Minggu, 13 September 2015

Saling mengingatkan, itu indah




KEEGOISAN kadang menjadi rajanya diri. Terkadang kita memiliknya, saya maupun teman-teman semua. Saya belajar banyak dari bagaimana bersikap dan menyikapi sesuatu dari sebuah permasalahan yang ada. Saya dengan karakter saya yang begini adanya, akhirnya mencoba melepaskan maaf, dan legowo akan sesuatu. Memang pada akhirnya ada perasaan yang berbeda, merasa kalah atau apalah itu. Dari sebuah kasus sederhana yang bermula dari incident sudut pandang/persepsi dari sebuah kata. Pada akhirnya saya mengingat sebuah pesan yang pernah disampaikan kesaya, titipan pesan lisan dari seorang ummi “Mengalah tidak lantas membuatmu disebut kalah, dek…”.
Yaah…
Ngalah bukan berarti kalah. Saya sepakat. Tapi, untuk skala berat yang membuat jiwa terguncang atau membawa petaka bagi jiwa, maka perkatan ini, rumus ini saya rasa tidak tepat disematkan pada semua masalah. Masalah untuk kata ini memilki tempatnya sendiri. Tapi, kasus sederhana ini membuat saya belajar tentang bagaimana bersikap pada sesuatu, dan bagaimana mengambil sikap dari sesuatu yang berimbas tersebut. Olehnya apresiasi atas legowonya diri saya untuk memberikan ucapan terimakasih ternyata luar biasa,
Bukan hanya untuk diri saya, sayapun berterimakasih pada saudara seiman-seaqidah yang mau saling menguatkan-mengingatkan dalam kebaikan-mengupgrade diri menjadi lebih baik-lebih berhati-hati-lebih beretika. Saya mengucapkan terimakasih karena saya dapat belajar makna baru tentang kata meski saya seorang guru bahasa, ternyata saya harus belajar lebih giat lagi dalam semua disiplin ilmu. Meski saya tak lantas bertemu wajah-berjabat tangan, maka lewat catatan kecil ini saya berharap esok atau nanti saya dapat bertemu, bertatap muka, bercerita, bertukar pengalaman. Saya mencintai mereka karena Allah Swt.

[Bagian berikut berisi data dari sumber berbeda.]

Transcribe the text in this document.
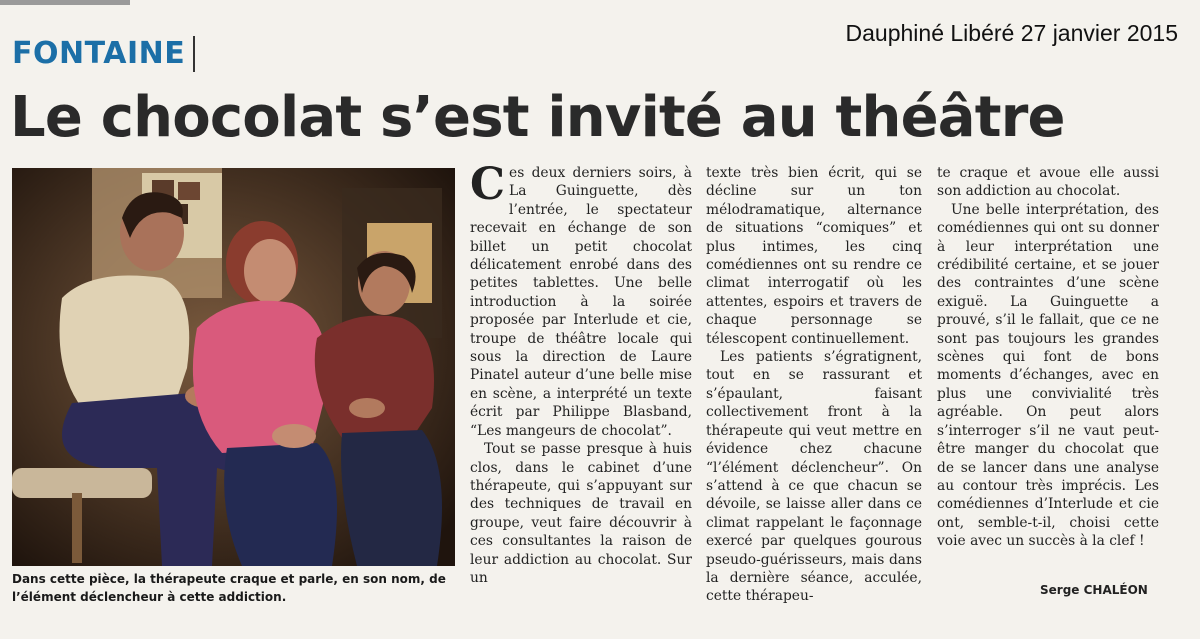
Dauphiné Libéré 27 janvier 2015
FONTAINE
Le chocolat s’est invité au théâtre
Dans cette pièce, la thérapeute craque et parle, en son nom, de
l’élément déclencheur à cette addiction.

Ces deux derniers soirs, à La Guinguette, dès l’entrée, le spectateur recevait en échange de son billet un petit chocolat délicatement enrobé dans des petites tablettes. Une belle introduction à la soirée proposée par Interlude et cie, troupe de théâtre locale qui sous la direction de Laure Pinatel auteur d’une belle mise en scène, a interprété un texte écrit par Philippe Blasband, “Les mangeurs de chocolat”.

Tout se passe presque à huis clos, dans le cabinet d’une thérapeute, qui s’appuyant sur des techniques de travail en groupe, veut faire découvrir à ces consultantes la raison de leur addiction au chocolat. Sur un

texte très bien écrit, qui se décline sur un ton mélodramatique, alternance de situations “comiques” et plus intimes, les cinq comédiennes ont su rendre ce climat interrogatif où les attentes, espoirs et travers de chaque personnage se télescopent continuellement.

Les patients s’égratignent, tout en se rassurant et s’épaulant, faisant collectivement front à la thérapeute qui veut mettre en évidence chez chacune “l’élément déclencheur”. On s’attend à ce que chacun se dévoile, se laisse aller dans ce climat rappelant le façonnage exercé par quelques gourous pseudo-guérisseurs, mais dans la dernière séance, acculée, cette thérapeu-

te craque et avoue elle aussi son addiction au chocolat.

Une belle interprétation, des comédiennes qui ont su donner à leur interprétation une crédibilité certaine, et se jouer des contraintes d’une scène exiguë. La Guinguette a prouvé, s’il le fallait, que ce ne sont pas toujours les grandes scènes qui font de bons moments d’échanges, avec en plus une convivialité très agréable. On peut alors s’interroger s’il ne vaut peut-être manger du chocolat que de se lancer dans une analyse au contour très imprécis. Les comédiennes d’Interlude et cie ont, semble-t-il, choisi cette voie avec un succès à la clef !

Serge CHALÉON
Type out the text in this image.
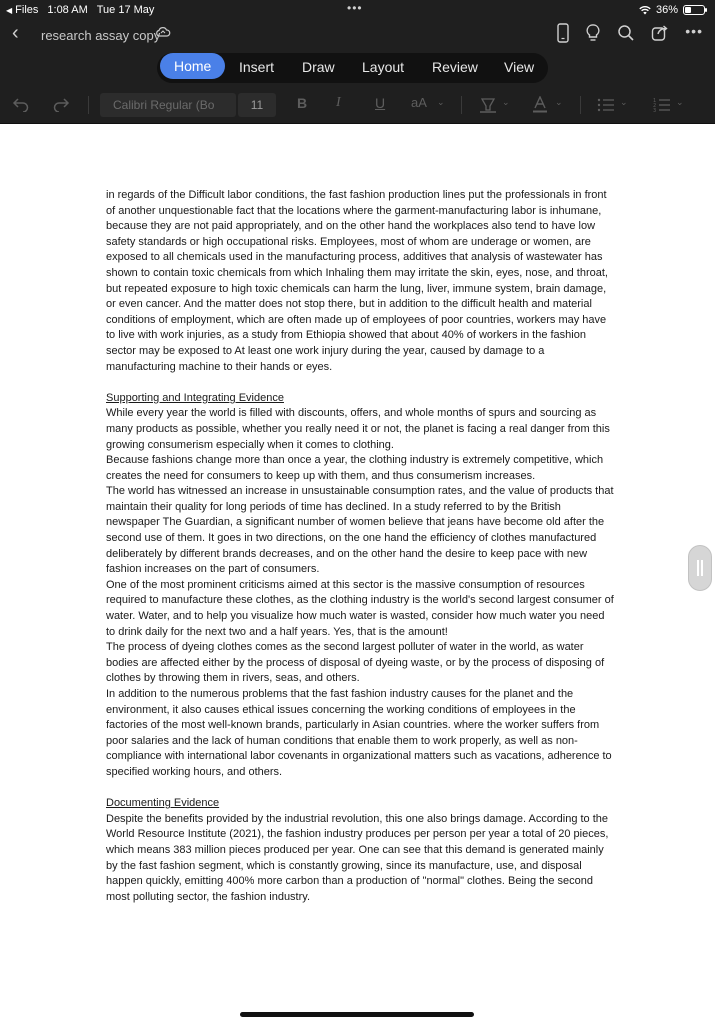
◀ Files 1:08 AM Tue 17 May	•••	36%
‹ research assay copy	•••
Home	Insert Draw Layout Review View
Calibri Regular (Bo	11	B I U aA ⌄	⌄	⌄	⌄	1
2
3
⌄

in regards of the Difficult labor conditions, the fast fashion production lines put the professionals in front of another unquestionable fact that the locations where the garment-manufacturing labor is inhumane, because they are not paid appropriately, and on the other hand the workplaces also tend to have low safety standards or high occupational risks. Employees, most of whom are underage or women, are exposed to all chemicals used in the manufacturing process, additives that analysis of wastewater has shown to contain toxic chemicals from which Inhaling them may irritate the skin, eyes, nose, and throat, but repeated exposure to high toxic chemicals can harm the lung, liver, immune system, brain damage, or even cancer. And the matter does not stop there, but in addition to the difficult health and material conditions of employment, which are often made up of employees of poor countries, workers may have to live with work injuries, as a study from Ethiopia showed that about 40% of workers in the fashion sector may be exposed to At least one work injury during the year, caused by damage to a manufacturing machine to their hands or eyes.

Supporting and Integrating Evidence

While every year the world is filled with discounts, offers, and whole months of spurs and sourcing as many products as possible, whether you really need it or not, the planet is facing a real danger from this growing consumerism especially when it comes to clothing.

Because fashions change more than once a year, the clothing industry is extremely competitive, which creates the need for consumers to keep up with them, and thus consumerism increases.

The world has witnessed an increase in unsustainable consumption rates, and the value of products that maintain their quality for long periods of time has declined. In a study referred to by the British newspaper The Guardian, a significant number of women believe that jeans have become old after the second use of them. It goes in two directions, on the one hand the efficiency of clothes manufactured deliberately by different brands decreases, and on the other hand the desire to keep pace with new fashion increases on the part of consumers.

One of the most prominent criticisms aimed at this sector is the massive consumption of resources required to manufacture these clothes, as the clothing industry is the world's second largest consumer of water. Water, and to help you visualize how much water is wasted, consider how much water you need to drink daily for the next two and a half years. Yes, that is the amount!

The process of dyeing clothes comes as the second largest polluter of water in the world, as water bodies are affected either by the process of disposal of dyeing waste, or by the process of disposing of clothes by throwing them in rivers, seas, and others.

In addition to the numerous problems that the fast fashion industry causes for the planet and the environment, it also causes ethical issues concerning the working conditions of employees in the factories of the most well-known brands, particularly in Asian countries. where the worker suffers from poor salaries and the lack of human conditions that enable them to work properly, as well as non-compliance with international labor covenants in organizational matters such as vacations, adherence to specified working hours, and others.

Documenting Evidence

Despite the benefits provided by the industrial revolution, this one also brings damage. According to the World Resource Institute (2021), the fashion industry produces per person per year a total of 20 pieces, which means 383 million pieces produced per year. One can see that this demand is generated mainly by the fast fashion segment, which is constantly growing, since its manufacture, use, and disposal happen quickly, emitting 400% more carbon than a production of "normal" clothes. Being the second most polluting sector, the fashion industry.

Menyadari proses belajar ini, saya merasakan sangat luar biasa efek dari legowo memberikan maaf-meminta maaf-merelakan-melepaskan. Memang ternyata kita harus belajar bagaimana bisa lebih baik dari setiap harinya ‘hari ini harus lebih baik dari kemarin” “sikap hari ini harus lebih dari kemarin” dan berbagai intisari pesan lainnya dari Rasulullah Saw lainnya semua adalah kebaikan yang harus diselami, bukan sekedar dibaca tanpa dipikirkan sama sekali. Ternyata saling mengingatkan itu, indah…kawan…

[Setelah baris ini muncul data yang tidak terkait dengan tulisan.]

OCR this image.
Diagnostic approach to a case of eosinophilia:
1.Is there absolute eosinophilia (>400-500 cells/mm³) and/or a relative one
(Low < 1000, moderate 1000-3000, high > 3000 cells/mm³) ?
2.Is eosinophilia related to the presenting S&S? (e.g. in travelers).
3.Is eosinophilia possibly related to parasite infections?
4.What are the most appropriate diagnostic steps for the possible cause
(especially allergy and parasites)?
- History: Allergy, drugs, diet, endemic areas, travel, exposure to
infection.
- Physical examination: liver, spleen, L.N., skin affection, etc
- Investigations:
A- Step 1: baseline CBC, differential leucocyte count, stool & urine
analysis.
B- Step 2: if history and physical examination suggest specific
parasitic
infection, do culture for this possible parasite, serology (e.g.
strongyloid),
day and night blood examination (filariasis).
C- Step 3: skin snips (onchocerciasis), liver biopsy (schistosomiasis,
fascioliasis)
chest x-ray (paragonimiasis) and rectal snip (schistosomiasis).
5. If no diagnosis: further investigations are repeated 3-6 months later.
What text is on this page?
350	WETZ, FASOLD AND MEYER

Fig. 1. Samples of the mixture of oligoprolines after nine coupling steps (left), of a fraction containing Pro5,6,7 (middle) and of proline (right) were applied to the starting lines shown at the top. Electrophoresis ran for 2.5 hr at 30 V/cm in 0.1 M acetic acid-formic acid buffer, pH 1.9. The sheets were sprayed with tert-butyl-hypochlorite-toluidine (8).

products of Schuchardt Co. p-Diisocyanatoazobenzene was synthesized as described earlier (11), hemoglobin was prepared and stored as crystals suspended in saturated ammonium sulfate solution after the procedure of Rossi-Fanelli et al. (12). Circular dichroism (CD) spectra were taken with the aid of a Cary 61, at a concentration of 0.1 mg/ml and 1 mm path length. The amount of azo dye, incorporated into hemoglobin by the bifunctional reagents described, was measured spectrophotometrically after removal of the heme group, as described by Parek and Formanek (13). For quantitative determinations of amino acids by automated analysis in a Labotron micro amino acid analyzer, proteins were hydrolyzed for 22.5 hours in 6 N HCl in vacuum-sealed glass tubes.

Indah mengikuti sunnah, indah mengikuti semua cara bersikap seperti yang diajarkan agama ini. Semua indah! Saat lisan mudah menyampaikan maaf, maka ada sesuatu dari diri yang lepas, terbang…sebab kita belajar untuk bijak, belajar untuk mengakui bahwa kita manusia-banyak khilafnya-dan harus banyak belajar. Kita bukan manusia hebat hanya karena tahu beberapa kaidah Islam-hafal beberapa surah dalam Al-Qur`an. Kita tidak hebat hanya karena itu, justru saya merasa hebat, saat keegoisan saya mampu lepas, terbang, hilang jauh dari diri saya, agar paket hawa nafsu saya tak lagi mencengram saya erat. Maka salah satu jalannya adalah mampu menyampaikan maaf saat salah, dan mampu memberikan maaf meski terasa menyakitkan. Itulah yang hebat-sangat hebat. Dan kehebatan itu akan semakin komplit saat beberapa hafalan surah, dan kaidah Islam mampu menjadi penopangnya-bukan sekedar hiasan pada diri, saat berkenalan akan terucap “kenalkan, saya hafidzoh/hafidz” atau “saya guru adab-hafal ushul fiqh..” dan lainnya. Mereka tak perlu tahu siapa kita, yang mereka harus tahu adalah kita adalah manusia pembelajar yang tak perlu berbangga dengan ilmu kita yang sedikit-berbangga dengan kesombongan kita.
Saat kita dapat saling mengingatkan sesungguhnya kita sedang mengikat simpul menguatkan sesama Muslim. Bukankah dikatakan muslim yang baik adalah muslim yang bisa memberikan manfaat bagi sesama? Bukankah seorang muslim dengan muslim lainnya diibaratkan sebagai bangunan? Maka tanpa sadar saat kita mengingatkan saudara kita, kita tengah menguatkan agama ini, sahabat?